While the bridge is still standing."
"Run where?"
"Toward Russia."
"My daughter is here."
"Asa Heshel, we haven't a minute to lose."
"I'm staying here."
For a moment she stood undecided. Then she took his arm and accompanied him to Twarda Street, to his Uncle Pinnie's. She waited outside, for a long time. German planes, flying low, passed overhead. She heard the rattling of the anti-aircraft guns, the crash of bombs. She saw bursts of yellow smoke rising above the roofs and chimneys. Flocks of birds circled above, screeching. People ran about in panic. Someone warned her to take shelter, but she was afraid of losing Asa Heshel. She looked up at the sky, which was filled with sulphur-yellow fumes, and yawned. Now she understood what Asa Heshel had meant when he said that the war bored him.
Asa Heshel came down again. He had seen the whole family: his father-in-law, his father-in-law's wife, Dacha, Reb Aaron, Leah, Dosha, Lottie. Others had been there too, strangers to him. The rooms were jammed, everything was in disorder. The bedding had been tied in bundles; valises, trunks, and packages lay about.
Leah, wearing a crepe-covered hat, stood apart, examining her American passport. The rabbi was in conversation with a young man. Pinnie ran around babbling unintelligibly. It appeared that a bomb had exploded close by. Patches of plaster had fallen from the ceiling and walls, uncovering the gas pipes. A yel--605-low dust lay over everything. In the kitchen Asa Heshel found Lottie seated on a footstool, reading an English book. No one paid any attention to him. Dacha was eating bread and sausage. She had grown much taller since he had last seen her; her face had a city pallor. She ate with the slow earnestness of an orphan who had become a charge on her relatives. She told her father all the details: Mother had gone to Otwotsk to ask about a train. Vanya's older daughter had gone with her. Suddenly there was an alarm; the two women ran into a school building. That was where the bomb had struck. Mother had died the same evening in Dr.

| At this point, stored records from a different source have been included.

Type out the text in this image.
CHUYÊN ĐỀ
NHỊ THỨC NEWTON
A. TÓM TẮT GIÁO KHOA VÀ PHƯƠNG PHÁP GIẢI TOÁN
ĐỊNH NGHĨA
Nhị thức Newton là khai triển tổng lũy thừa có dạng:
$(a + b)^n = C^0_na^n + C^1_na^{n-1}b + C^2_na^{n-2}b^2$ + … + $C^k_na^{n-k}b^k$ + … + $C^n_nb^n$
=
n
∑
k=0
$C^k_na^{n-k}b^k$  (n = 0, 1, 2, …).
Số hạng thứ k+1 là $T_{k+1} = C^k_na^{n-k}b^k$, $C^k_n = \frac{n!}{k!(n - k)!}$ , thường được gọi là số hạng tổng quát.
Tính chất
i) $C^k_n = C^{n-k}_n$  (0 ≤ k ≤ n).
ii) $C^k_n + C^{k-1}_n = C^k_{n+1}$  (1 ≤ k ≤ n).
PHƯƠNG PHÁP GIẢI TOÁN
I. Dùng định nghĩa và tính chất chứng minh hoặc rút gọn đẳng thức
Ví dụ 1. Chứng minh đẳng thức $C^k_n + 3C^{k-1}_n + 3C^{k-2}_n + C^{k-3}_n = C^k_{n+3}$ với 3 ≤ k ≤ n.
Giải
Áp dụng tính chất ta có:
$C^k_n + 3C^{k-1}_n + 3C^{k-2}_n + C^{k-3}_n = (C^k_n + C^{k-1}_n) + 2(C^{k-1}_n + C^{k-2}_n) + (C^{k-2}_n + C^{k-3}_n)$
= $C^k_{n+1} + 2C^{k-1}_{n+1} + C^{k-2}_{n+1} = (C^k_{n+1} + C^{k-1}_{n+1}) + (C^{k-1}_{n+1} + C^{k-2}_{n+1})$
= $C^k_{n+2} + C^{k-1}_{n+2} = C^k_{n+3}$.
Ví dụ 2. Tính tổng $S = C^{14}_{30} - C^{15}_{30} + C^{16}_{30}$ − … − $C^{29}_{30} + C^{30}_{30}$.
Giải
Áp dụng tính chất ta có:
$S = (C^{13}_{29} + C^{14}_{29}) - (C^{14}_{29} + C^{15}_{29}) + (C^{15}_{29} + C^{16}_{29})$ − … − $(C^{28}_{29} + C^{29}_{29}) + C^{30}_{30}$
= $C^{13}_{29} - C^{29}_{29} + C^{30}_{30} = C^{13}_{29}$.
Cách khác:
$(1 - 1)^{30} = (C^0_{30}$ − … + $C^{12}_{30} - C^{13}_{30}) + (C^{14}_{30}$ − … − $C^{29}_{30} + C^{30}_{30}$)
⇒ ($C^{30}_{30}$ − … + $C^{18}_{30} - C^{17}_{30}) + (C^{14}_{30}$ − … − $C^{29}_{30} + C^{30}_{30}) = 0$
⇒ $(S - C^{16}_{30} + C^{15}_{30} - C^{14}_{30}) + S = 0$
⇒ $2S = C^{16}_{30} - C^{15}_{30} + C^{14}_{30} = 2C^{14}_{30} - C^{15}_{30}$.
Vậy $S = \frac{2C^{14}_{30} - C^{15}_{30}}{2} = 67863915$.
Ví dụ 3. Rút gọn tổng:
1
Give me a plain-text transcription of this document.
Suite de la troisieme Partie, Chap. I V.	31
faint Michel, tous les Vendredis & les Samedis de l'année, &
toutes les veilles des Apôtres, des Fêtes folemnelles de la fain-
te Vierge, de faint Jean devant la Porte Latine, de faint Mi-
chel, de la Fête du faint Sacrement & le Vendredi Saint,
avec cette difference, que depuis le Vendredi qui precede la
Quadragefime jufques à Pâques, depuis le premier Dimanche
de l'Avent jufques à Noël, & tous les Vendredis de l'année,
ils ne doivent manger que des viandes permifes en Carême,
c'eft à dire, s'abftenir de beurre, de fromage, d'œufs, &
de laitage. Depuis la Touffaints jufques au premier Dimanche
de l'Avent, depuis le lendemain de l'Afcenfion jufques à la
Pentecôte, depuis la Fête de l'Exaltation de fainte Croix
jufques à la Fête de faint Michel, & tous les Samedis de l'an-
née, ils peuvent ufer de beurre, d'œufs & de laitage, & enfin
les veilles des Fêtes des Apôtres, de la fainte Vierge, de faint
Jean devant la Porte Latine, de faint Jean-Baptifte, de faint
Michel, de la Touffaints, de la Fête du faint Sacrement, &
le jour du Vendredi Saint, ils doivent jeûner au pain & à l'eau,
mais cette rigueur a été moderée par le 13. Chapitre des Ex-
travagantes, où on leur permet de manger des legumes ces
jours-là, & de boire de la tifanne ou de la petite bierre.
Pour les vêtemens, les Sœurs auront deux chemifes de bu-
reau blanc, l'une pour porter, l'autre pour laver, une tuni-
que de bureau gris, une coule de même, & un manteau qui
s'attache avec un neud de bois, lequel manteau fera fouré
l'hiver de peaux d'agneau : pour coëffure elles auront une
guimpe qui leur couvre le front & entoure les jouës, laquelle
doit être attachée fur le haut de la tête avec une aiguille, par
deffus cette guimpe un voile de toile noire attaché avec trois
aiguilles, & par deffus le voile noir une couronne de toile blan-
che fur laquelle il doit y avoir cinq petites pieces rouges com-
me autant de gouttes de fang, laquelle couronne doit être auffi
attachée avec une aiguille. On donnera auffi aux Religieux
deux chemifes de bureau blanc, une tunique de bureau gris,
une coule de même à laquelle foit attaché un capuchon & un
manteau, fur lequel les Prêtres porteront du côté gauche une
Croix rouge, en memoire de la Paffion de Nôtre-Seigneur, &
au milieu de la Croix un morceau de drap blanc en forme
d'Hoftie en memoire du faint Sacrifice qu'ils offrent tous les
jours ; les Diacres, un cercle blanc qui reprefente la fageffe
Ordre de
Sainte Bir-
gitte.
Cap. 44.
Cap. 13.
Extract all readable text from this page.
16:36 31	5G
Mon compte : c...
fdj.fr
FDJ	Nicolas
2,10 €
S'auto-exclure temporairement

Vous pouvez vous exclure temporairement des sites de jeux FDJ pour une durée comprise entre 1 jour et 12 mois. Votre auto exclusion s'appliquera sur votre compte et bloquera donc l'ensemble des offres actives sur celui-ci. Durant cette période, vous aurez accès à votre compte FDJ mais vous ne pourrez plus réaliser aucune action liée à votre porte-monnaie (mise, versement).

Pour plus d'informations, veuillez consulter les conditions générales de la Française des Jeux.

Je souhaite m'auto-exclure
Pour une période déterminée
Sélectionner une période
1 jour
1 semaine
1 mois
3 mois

Barabander's sanatorium. The girl had lost an arm. Mother was buried in Kartchev.
Dacha began to choke; she laid her head on her father's shoulder and wept in the shrill, hoarse voice of a grown-up.
3
From Pinnie's Asa Heshel and Barbara set out for Franciskaner Street, where his sister lived. On the way they were overtaken by an air raid and took shelter under an arch. Again the planes roared low overhead, machine guns rattled, bombs exploded.
When the sirens sounded the all-clear, they continued past burning houses and ruins. The streets rapidly filled again. An order had been issued over the radio that all men of military age were to leave the city. Immense crowds were fleeing through the streets leading to the Praga bridges. Some went on foot, others in every variety of vehicle: platforms on wheels, carts, droshkies, motorcycles, buses, and taxis. A limousine was tangled in the traffic. Passers-by caught a glimpse of well-dressed ladies and lapdogs behind the gleaming windows.